The Scary Future World I Will Program In post
A lot of the reading I have done on the Internet in the last few years has led me to the following conclusions about the future world I will be programming in:
- It will require manipulating exponentially more data than now
- It will require you to understand both parallel processing and concurrency (although to this simple programmer's brain they appear to be the same thing
- A stateless model of the web looks more and more like something that works against human nature
I have become fascinated with languages that talk about dealing with concurrency: Erlang, Python using Twisted, Clojure, and the newest kid on the block Google Go. I have no idea why these interest me so much. But I find them all fascinating, and I wonder how anything we do at work on the XML-feed-parsing side could benefit from concurrency (and that gets me into the topic of whether or not concurrency matters if you have to write data to a relational database and dealing with locks etc, god I sound like a programming nerd!).
Rich Hickey, the creator of Clojure, gave this awesome talk about current programming language paradigms and how well suited they are to the highly statefull, concurrent future that I feel we will be facing when building online applications. Go and watch it and you will find that you knew oh so very little about programming language concepts.

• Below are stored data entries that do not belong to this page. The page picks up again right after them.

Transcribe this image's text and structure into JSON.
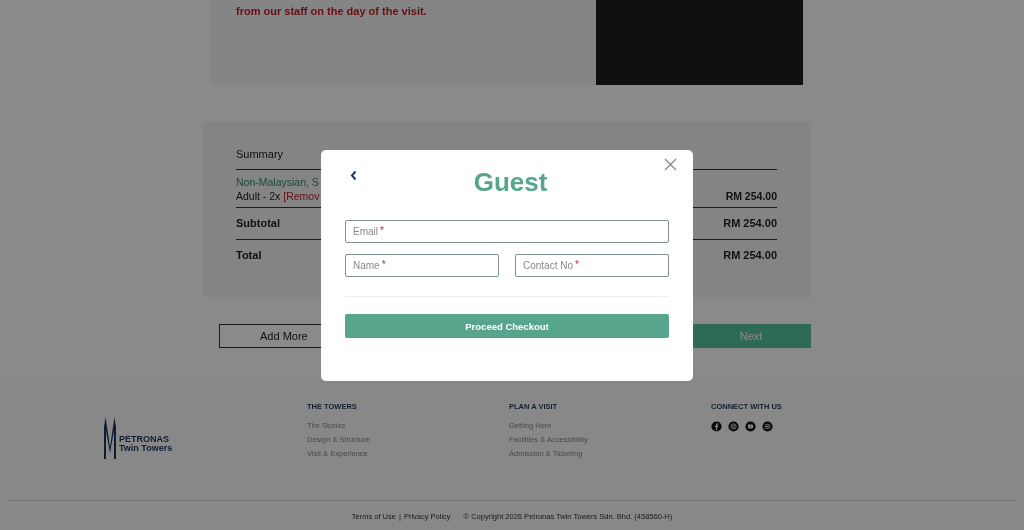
{
  "notice": {
    "text": "from our staff on the day of the visit."
  },
  "summary": {
    "title": "Summary",
    "item": {
      "name": "Non-Malaysian, S",
      "line": "Adult - 2x",
      "remove": "[Remov",
      "price": "RM 254.00"
    },
    "rows": [
      {
        "label": "Subtotal",
        "value": "RM 254.00"
      },
      {
        "label": "Total",
        "value": "RM 254.00"
      }
    ]
  },
  "actions": {
    "add_more": "Add More",
    "next": "Next"
  },
  "footer": {
    "logo": {
      "line1": "PETRONAS",
      "line2": "Twin Towers"
    },
    "columns": [
      {
        "heading": "THE TOWERS",
        "links": [
          "The Stories",
          "Design & Structure",
          "Visit & Experience"
        ]
      },
      {
        "heading": "PLAN A VISIT",
        "links": [
          "Getting Here",
          "Facilities & Accessibility",
          "Admission & Ticketing"
        ]
      }
    ],
    "connect": {
      "heading": "CONNECT WITH US"
    },
    "legal": {
      "links": [
        "Terms of Use",
        "Privacy Policy"
      ],
      "separator": "|",
      "copyright": "© Copyright 2026 Petronas Twin Towers Sdn. Bhd. (458560-H)"
    }
  },
  "modal": {
    "title": "Guest",
    "fields": [
      {
        "placeholder": "Email",
        "required_mark": "*",
        "kind": "wide"
      },
      {
        "placeholder": "Name",
        "required_mark": "*",
        "kind": "half"
      },
      {
        "placeholder": "Contact No",
        "required_mark": "*",
        "kind": "half"
      }
    ],
    "submit": "Proceed Checkout"
  }
}
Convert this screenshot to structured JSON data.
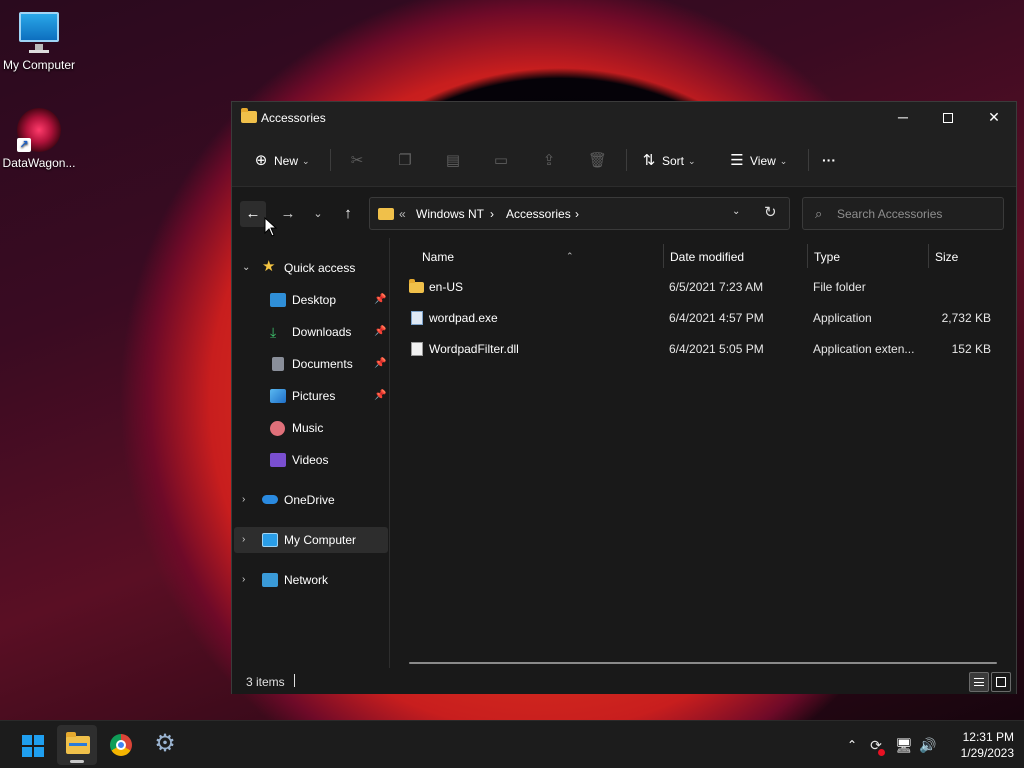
{
  "desktop": {
    "icons": [
      {
        "label": "My Computer",
        "icon": "monitor-icon"
      },
      {
        "label": "DataWagon...",
        "icon": "datawagon-shortcut-icon"
      }
    ]
  },
  "window": {
    "title": "Accessories",
    "controls": {
      "minimize": "─",
      "close": "✕"
    }
  },
  "commandbar": {
    "new_label": "New",
    "sort_label": "Sort",
    "view_label": "View",
    "more_label": "···"
  },
  "address": {
    "overflow": "«",
    "crumbs": [
      "Windows NT",
      "Accessories"
    ],
    "search_placeholder": "Search Accessories"
  },
  "nav": {
    "quick_access": "Quick access",
    "items": [
      "Desktop",
      "Downloads",
      "Documents",
      "Pictures",
      "Music",
      "Videos"
    ],
    "onedrive": "OneDrive",
    "my_computer": "My Computer",
    "network": "Network"
  },
  "columns": {
    "name": "Name",
    "date": "Date modified",
    "type": "Type",
    "size": "Size"
  },
  "files": [
    {
      "name": "en-US",
      "date": "6/5/2021 7:23 AM",
      "type": "File folder",
      "size": ""
    },
    {
      "name": "wordpad.exe",
      "date": "6/4/2021 4:57 PM",
      "type": "Application",
      "size": "2,732 KB"
    },
    {
      "name": "WordpadFilter.dll",
      "date": "6/4/2021 5:05 PM",
      "type": "Application exten...",
      "size": "152 KB"
    }
  ],
  "status": {
    "items": "3 items"
  },
  "taskbar": {
    "time": "12:31 PM",
    "date": "1/29/2023"
  },
  "colors": {
    "accent": "#1f9ff0",
    "folder": "#f0c04a",
    "window_bg": "#191919"
  }
}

So not only are we dealing with concurrency, we also need to deal with state. PHP is stateless. "Share-nothing" was a revelation for it's time, and allowed you to build web applications that could horizontally scale quite well. But then we started requiring state. So we use things like sessions, and cookies: tricks that allow us to let data persist between requests. You could almost throw databases into that category.

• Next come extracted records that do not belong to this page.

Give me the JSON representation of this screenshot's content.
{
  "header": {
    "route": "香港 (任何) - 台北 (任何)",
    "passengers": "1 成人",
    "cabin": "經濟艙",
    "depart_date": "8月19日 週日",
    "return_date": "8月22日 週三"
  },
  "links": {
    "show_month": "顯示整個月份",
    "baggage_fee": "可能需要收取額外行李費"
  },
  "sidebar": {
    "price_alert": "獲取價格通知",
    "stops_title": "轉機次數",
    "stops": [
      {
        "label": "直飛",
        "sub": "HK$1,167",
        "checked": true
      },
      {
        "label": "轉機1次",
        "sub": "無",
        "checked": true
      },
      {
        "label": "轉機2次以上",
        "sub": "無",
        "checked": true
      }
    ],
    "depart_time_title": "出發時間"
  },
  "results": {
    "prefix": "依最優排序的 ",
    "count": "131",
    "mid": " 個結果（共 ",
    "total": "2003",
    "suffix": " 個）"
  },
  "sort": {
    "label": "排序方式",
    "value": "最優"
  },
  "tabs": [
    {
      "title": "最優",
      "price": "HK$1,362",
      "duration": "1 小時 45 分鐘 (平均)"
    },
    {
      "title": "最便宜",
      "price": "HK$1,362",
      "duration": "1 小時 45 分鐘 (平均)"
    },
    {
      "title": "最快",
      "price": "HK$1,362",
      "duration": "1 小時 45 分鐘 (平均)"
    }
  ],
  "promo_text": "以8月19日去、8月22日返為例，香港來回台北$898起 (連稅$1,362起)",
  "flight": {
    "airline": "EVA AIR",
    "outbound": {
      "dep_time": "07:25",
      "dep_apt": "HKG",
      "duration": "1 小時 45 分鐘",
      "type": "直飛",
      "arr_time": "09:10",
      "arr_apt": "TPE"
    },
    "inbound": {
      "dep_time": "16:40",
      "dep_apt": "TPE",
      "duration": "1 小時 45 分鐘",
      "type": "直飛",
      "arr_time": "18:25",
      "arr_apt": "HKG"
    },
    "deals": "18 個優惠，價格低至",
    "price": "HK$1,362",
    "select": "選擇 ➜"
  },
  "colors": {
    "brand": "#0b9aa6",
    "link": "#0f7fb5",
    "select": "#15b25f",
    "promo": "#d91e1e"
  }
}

Perhaps this is ignorant rambling. All these things make it harder and harder for a statefull environment like the web to act like it is actually retaining values between requests. Maybe something like Seaside is a model to look at it: it preserves state across requests using continuations, which is a programming concept that you just don't learn when you teach yourself PHP.
You could argue that we are on the verge of a major shift in programming language methodologies. The challenge of programatically handling concurrency and state in a way that programming trolls like me can understand is a huge one. Tim Bray has been covering this on his blog via his "so fascinating it makes me understands how stupid I really am" Concur.next series.
Will we ever have a statefull, concurrent language for building web apps. I'm sure we will. I just don't think it's been written yet.